Cambiamento climatico: il viaggio in equilibrio tra desiderio e responsabilità

In questa rubrica troverete anche approfondimenti e riflessioni sul mondo Travel. Pensieri a voce alta e considerazioni su nuovi approcci e nuovi orizzonti; nel terzo millennio anche il modo di viaggiare è in continua mutazione

Cambiamento climatico: il viaggio in equilibrio tra desiderio e responsabilità

Un tempo viaggiare significava cercare la meraviglia. Le guide parlavano di ghiacciai eterni, di barriere coralline vive e coloratissime, di spiagge che sembravano immutate da secoli. Quelle immagini portavano con sé la promessa dell’infinito. Oggi, però, la promessa si è incrinata. I luoghi che ci avevano insegnato l’idea di “per sempre” stanno diventando fragili. Viaggiare, nel XXI secolo, non è più soltanto un atto di scoperta: è un confronto diretto con un mondo che sta peggiorando.

Alle Maldive, alle Kiribati o a Tuvalu, il mare ha già superato la soglia di sicurezza. Gli abitanti vivono nell’attesa di un’onda troppo alta, i turisti arrivano con il desiderio di “vederle prima che spariscano”. È un paradosso crudele: ogni volo intercontinentale che li porta fin lì contribuisce, anche se di poco, a rendere più vicina quella scomparsa. Il cambiamento climatico sta ridisegnando anche le mappe del desiderio. L’Artico attrae chi vuole osservare i ghiacci “finché ci sono”. I fiordi norvegesi si riempiono di crociere che inseguono balene e aurore boreali, trasformando l’estinzione in esperienza estetica. È il turismo del “testimone oculare”, quello che vuole esserci prima della fine. Ma viene da chiedersi: osservare la fragilità è davvero un modo per salvarla? O la stiamo consumando un’ultima volta, con lo sguardo?

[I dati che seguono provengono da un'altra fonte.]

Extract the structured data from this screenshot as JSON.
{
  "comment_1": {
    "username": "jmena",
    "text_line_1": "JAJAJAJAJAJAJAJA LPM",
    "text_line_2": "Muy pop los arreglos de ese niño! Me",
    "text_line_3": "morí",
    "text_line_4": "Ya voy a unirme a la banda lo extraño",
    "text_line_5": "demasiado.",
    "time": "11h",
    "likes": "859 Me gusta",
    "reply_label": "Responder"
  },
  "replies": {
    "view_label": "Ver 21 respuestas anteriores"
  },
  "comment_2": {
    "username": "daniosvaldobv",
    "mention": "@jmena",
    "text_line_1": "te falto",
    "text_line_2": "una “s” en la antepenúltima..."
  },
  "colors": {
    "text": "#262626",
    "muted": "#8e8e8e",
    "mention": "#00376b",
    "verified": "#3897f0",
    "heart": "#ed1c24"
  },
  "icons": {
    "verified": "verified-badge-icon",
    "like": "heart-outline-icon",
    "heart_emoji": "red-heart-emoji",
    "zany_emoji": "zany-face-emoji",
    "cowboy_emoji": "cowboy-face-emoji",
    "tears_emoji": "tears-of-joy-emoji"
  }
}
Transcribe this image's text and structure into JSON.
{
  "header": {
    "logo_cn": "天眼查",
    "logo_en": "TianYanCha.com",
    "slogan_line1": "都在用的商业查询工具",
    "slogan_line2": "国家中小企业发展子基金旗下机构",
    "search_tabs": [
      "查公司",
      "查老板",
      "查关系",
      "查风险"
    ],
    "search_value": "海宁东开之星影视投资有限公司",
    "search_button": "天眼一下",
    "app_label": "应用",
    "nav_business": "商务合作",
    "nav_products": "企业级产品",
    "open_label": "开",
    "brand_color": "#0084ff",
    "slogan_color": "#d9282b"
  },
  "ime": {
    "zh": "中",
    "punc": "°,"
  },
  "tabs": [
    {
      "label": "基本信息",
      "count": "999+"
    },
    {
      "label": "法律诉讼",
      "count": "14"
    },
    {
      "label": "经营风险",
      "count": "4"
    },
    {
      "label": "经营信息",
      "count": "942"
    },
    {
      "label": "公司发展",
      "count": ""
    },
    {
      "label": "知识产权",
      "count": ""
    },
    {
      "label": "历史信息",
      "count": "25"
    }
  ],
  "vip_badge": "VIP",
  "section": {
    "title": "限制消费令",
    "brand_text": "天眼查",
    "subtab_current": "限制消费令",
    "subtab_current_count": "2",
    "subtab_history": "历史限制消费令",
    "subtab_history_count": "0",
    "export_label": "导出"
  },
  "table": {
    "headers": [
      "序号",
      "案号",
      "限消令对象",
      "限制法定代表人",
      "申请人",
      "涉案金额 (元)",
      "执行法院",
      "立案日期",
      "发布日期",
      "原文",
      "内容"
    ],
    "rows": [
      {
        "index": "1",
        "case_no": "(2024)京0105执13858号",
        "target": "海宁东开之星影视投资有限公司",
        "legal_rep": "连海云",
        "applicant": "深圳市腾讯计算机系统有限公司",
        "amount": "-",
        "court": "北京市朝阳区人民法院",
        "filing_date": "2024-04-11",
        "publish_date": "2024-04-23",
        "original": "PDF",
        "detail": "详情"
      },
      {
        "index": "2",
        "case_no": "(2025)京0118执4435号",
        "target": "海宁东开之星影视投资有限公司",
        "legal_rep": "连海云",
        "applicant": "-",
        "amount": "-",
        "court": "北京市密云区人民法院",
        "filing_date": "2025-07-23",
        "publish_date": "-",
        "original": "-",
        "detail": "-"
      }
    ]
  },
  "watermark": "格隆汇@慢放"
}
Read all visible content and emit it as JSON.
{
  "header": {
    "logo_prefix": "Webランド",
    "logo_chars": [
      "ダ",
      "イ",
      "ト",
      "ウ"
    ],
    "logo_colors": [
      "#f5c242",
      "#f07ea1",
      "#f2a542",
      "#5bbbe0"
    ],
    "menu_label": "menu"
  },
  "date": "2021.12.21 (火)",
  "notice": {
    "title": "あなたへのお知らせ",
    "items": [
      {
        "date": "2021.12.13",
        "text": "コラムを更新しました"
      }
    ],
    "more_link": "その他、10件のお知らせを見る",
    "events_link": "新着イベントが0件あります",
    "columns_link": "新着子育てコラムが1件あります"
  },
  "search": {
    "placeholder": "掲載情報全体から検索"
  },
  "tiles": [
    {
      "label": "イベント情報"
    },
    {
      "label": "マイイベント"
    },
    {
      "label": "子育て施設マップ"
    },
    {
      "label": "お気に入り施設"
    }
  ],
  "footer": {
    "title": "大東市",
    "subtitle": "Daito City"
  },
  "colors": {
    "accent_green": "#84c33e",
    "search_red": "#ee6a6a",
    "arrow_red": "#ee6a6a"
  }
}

La crisi climatica non abita solo nei luoghi lontani da noi. Riguarda anche il cuore dell’Europa, che per decenni ha incarnato l’idea di continuità. Le estati torride trasformano Atene e Siviglia in crogioli di luce e asfalto, dove le ore vivibili si riducono al mattino e alla sera. Sulle Alpi la stagione bianca è sempre più corta, e le stazioni sciistiche si reinventano tra neve artificiale, sentieri estivi e festival fuori stagione. Venezia, che da secoli galleggia su un equilibrio fragile, oggi somiglia sempre più a una “cartolina”. Ogni acqua alta non è più un evento, ma un avvertimento. Camminare in Piazza San Marco significa percepire la bellezza e, insieme, la sua precarietà: quanto tempo ci resta per vederla così com’è?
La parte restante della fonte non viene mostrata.